When The Lennerockers brought out their first “And Friends” album in 1992, the band had long been one of the best and most successful figureheads of the German rock ‘n’ roll and Country scene. It was already the fourth album of the band from Hagen-Hohenlimburg, which had been founded in 1984 – and it was their best to date. The collection included gripping versions of established rock ‘n’ roll and Country numbers, songs like “Hot Dog” written by Buck Owens, “Don’t Leave Me Now” by Leiber and Stoller and Bill Monroe’s fantastic “Rocky Road Blues”. Three years later The Lennerockers followed it up with “And Friends, Volume 2”, a seamless development on the success of the first collection. Both albums achieved absolute cult status on the rock ‘n’ roll and Country scene. After all the regular editions were sold out, many fans were willing to shell out considerable sums to get hold of these coveted collector’s objects.
And yet the outstandingly accomplished quintet could not make up its mind to re-press the albums.
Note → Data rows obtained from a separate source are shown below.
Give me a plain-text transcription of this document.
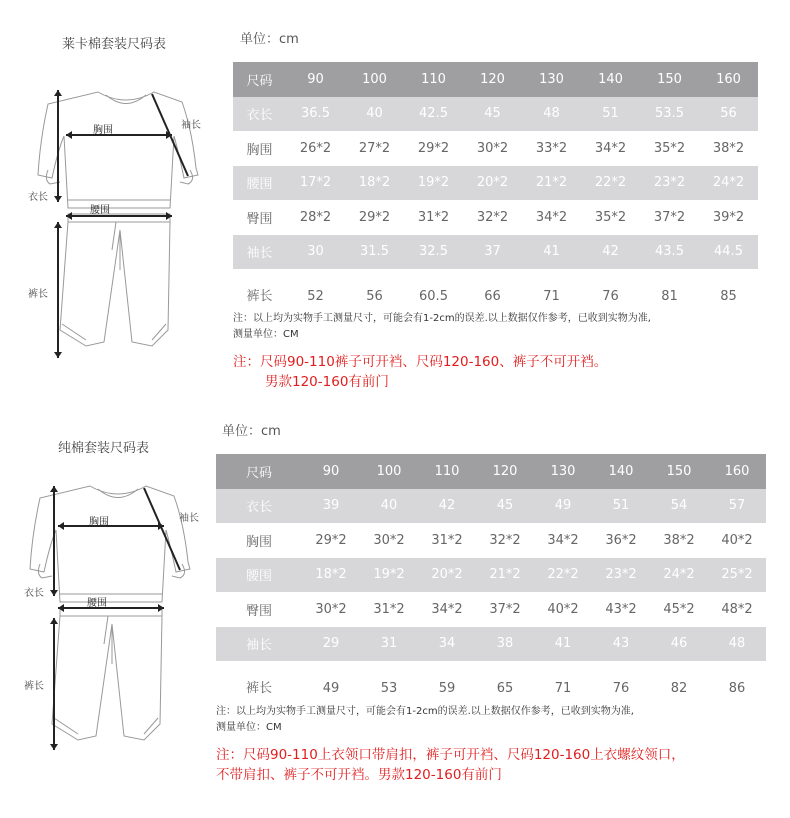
莱卡棉套装尺码表	单位：cm
袖长
胸围
衣长
腰围
裤长
尺码	90	100	110	120	130	140	150	160
衣长	36.5	40	42.5	45	48	51	53.5	56
胸围	26*2	27*2	29*2	30*2	33*2	34*2	35*2	38*2
腰围	17*2	18*2	19*2	20*2	21*2	22*2	23*2	24*2
臀围	28*2	29*2	31*2	32*2	34*2	35*2	37*2	39*2
袖长	30	31.5	32.5	37	41	42	43.5	44.5
裤长	52	56	60.5	66	71	76	81	85
注：以上均为实物手工测量尺寸，可能会有1-2cm的误差.以上数据仅作参考，已收到实物为准,
测量单位：CM
注：尺码90-110裤子可开裆、尺码120-160、裤子不可开裆。
男款120-160有前门
纯棉套装尺码表
单位：cm
袖长
胸围
衣长
腰围
裤长
尺码	90	100	110	120	130	140	150	160
衣长	39	40	42	45	49	51	54	57
胸围	29*2	30*2	31*2	32*2	34*2	36*2	38*2	40*2
腰围	18*2	19*2	20*2	21*2	22*2	23*2	24*2	25*2
臀围	30*2	31*2	34*2	37*2	40*2	43*2	45*2	48*2
袖长	29	31	34	38	41	43	46	48
裤长	49	53	59	65	71	76	82	86
注：以上均为实物手工测量尺寸，可能会有1-2cm的误差.以上数据仅作参考，已收到实物为准,
测量单位：CM
注：尺码90-110上衣领口带肩扣，裤子可开裆、尺码120-160上衣螺纹领口，
不带肩扣、裤子不可开裆。男款120-160有前门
The band continued creative, and recorded further successful albums and DVDs. And they were busy. By now The Lennerockers have chalked up something like 2500 live gigs, as well as selling more than 60,000 sound recordings.
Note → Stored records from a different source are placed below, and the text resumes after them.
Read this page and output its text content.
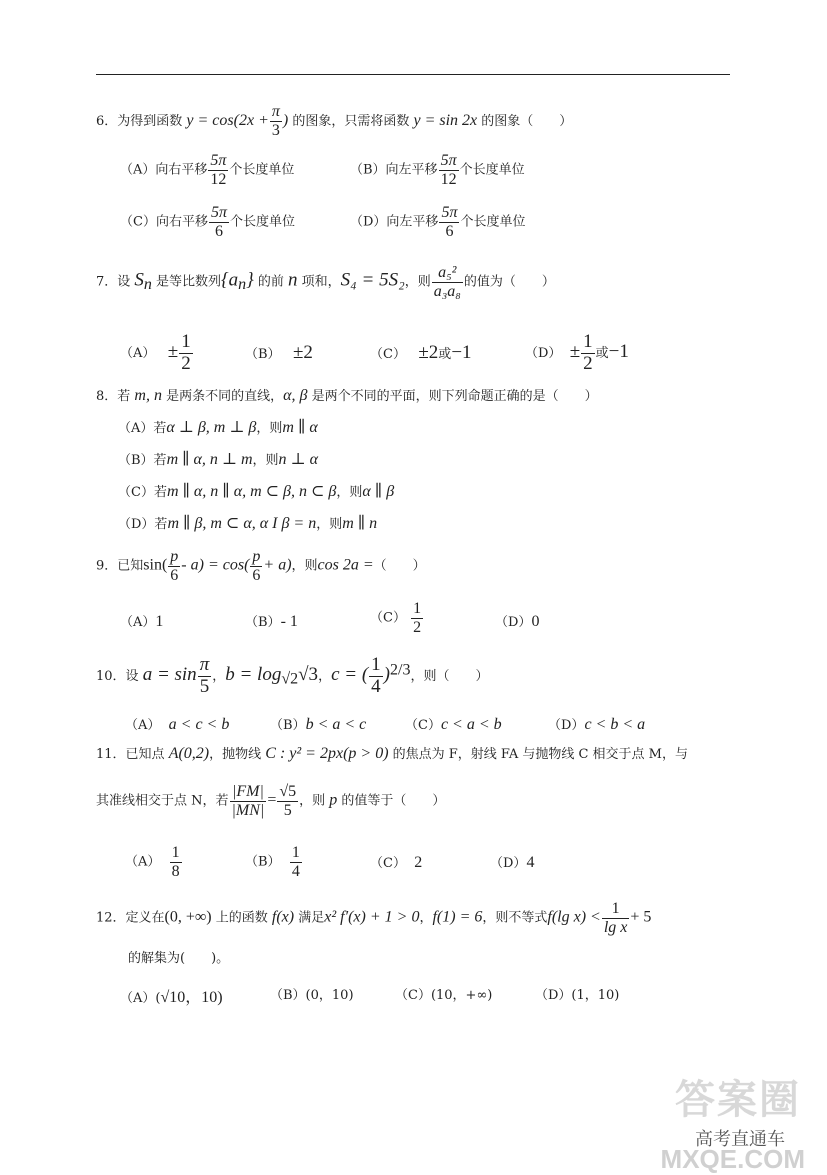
6．为得到函数 $y = \cos(2x + \frac{\pi}{3}$ ) 的图象，只需将函数 y = sin 2x 的图象（　　）
（A）向右平移 $\frac{5\pi}{12}$ 个长度单位	（B）向左平移 $\frac{5\pi}{12}$ 个长度单位
（C）向右平移 $\frac{5\pi}{6}$ 个长度单位	（D）向左平移 $\frac{5\pi}{6}$ 个长度单位
7．设 $S_n$ 是等比数列$\{a_n\}$ 的前 n 项和，S₄ = 5S₂，则 $\frac{\text{a₅²}}{\text{a₃a₈}}$ 的值为（　　）
$(A) \pm \frac{1}{2}$	（B） ±2	（C） ±2或−1	$(D) \pm \frac{1}{2}$ 或−1
8．若 m, n 是两条不同的直线，α, β 是两个不同的平面，则下列命题正确的是（　　）
（A）若α ⊥ β, m ⊥ β，则m ∥ α
（B）若m ∥ α, n ⊥ m，则n ⊥ α
（C）若m ∥ α, n ∥ α, m ⊂ β, n ⊂ β，则α ∥ β
（D）若m ∥ β, m ⊂ α, α I β = n，则m ∥ n
9．已知$\sin( \frac{p}{6} - a) = \cos( \frac{p}{6} + a)$，则cos 2a =（　　）
（A）1	（B）- 1	$(C) \frac{1}{2}$	（D）0
10．设 $a = \sin \frac{\pi}{5}$ ，$b = \log_{√2}√3$，c = ( $\frac{1}{4} )^{2/3}$，则（　　）
（A） a < c < b	（B）b < a < c	（C）c < a < b	（D）c < b < a
11．已知点 A(0,2)，抛物线 C : y² = 2px(p > 0) 的焦点为 F，射线 FA 与抛物线 C 相交于点 M，与
其准线相交于点 N，若 $\frac{|FM|}{|MN|} = \frac{√5}{5}$ ，则 p 的值等于（　　）
$(A) \frac{1}{8}$	$(B) \frac{1}{4}$	（C） 2	（D）4
12．定义在(0, +∞) 上的函数 f(x) 满足x² f′(x) + 1 > 0，f(1) = 6，则不等式f(lg $x) < \frac{1}{\text{lg x}} + 5$
的解集为(　　)。
（A）(√10，10)	（B）(0，10)	（C）(10，+∞)	（D）(1，10)
答案圈
高考直通车
MXQE.COM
This impressive figure may now be about to increase exponentially – for the band led by singer Michael “Ele” Koch and guitarist Frank “Butti” Butgereit has finally bowed to the wishes of its fans and is presenting “And Friends” together with “And Friends, Volume 2” in a remastered double-CD version – with ten dazzling bonus tracks included.
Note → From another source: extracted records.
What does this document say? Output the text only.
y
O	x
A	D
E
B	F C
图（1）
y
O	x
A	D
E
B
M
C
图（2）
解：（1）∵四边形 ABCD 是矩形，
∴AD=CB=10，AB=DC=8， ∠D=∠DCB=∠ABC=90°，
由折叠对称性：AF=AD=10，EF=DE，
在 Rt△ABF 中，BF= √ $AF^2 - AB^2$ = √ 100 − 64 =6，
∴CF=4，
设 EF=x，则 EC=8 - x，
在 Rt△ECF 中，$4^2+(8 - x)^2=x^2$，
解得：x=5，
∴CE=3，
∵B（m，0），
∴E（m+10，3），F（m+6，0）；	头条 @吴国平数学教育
Looking back on it now, it still seems an astonishing line-up – the illustrious group of “Friends” who banded together with the North German boys of the Fifties in the studio. This was the international crème de la crème of Roots Rockabilly. There were musical rebels like Sandy Ford from Scotland, whose band The Flying Saucers had already written a few chapters of musical history in his home country. Then there was British-born Freddie “Fingers” Lee, a real rock ‘n’ roll legend by the time of his death in 2014. With him they made fresh recordings not only of the “Rocky Road Blues” mentioned earlier, but also of his own fantastic composition “Chills”. Not many years after working with The Lennerockers, the American Rockabilly icon Johnny Carroll and Hillbilly, Rockabilly and Gospel queen Rose Maddox from Alabama also took their final bow. The recordings they made with The Lennerockers form part of their most notable legacy. Just take the utterly spirited and wholly authentic version of the classic “Who Do You Love”, which shows Carroll at the top of his game, as is equally the case with his interpretation of Allman Brothers’ cult song “Midnight Rider”.
It was a different kind of sound, as you would expect, that emerged from The Lennerockers’ sessions with Rose Maddox. The grande dame of American Roots music was pushing 70 at the time, but her voice was still in superb shape, as she showed in a fantastic “Gospel Medley”, with Christian Schimanski, another “friend”, accompanying on the pedal steel guitar. Other members of the Ruhr-based Rockabilly coterie were no less prestigious as performers. Take for example Johnny And The Roccos, the piano virtuoso Andy Lee from America, Orville Nash (long since a resident of Europe) and the Doo Wop group from Bielefeld, The Crystalairs. An instrumental highlight is Chris Kramer on the Blues harp, who plays his own composition “The Quarter”.
For fans of the Lennerockers, as well as those who love the earthy Rockabilly Country and rock ‘n’ roll sound, the album offers all you could possibly ask for: 28 original songs plus 10 bonus tracks – as well as the opportunity of hearing once again so many forgotten legends. That shows greatness, and respect. And paves the way for the Lennerockers themselves to achieve legendary status.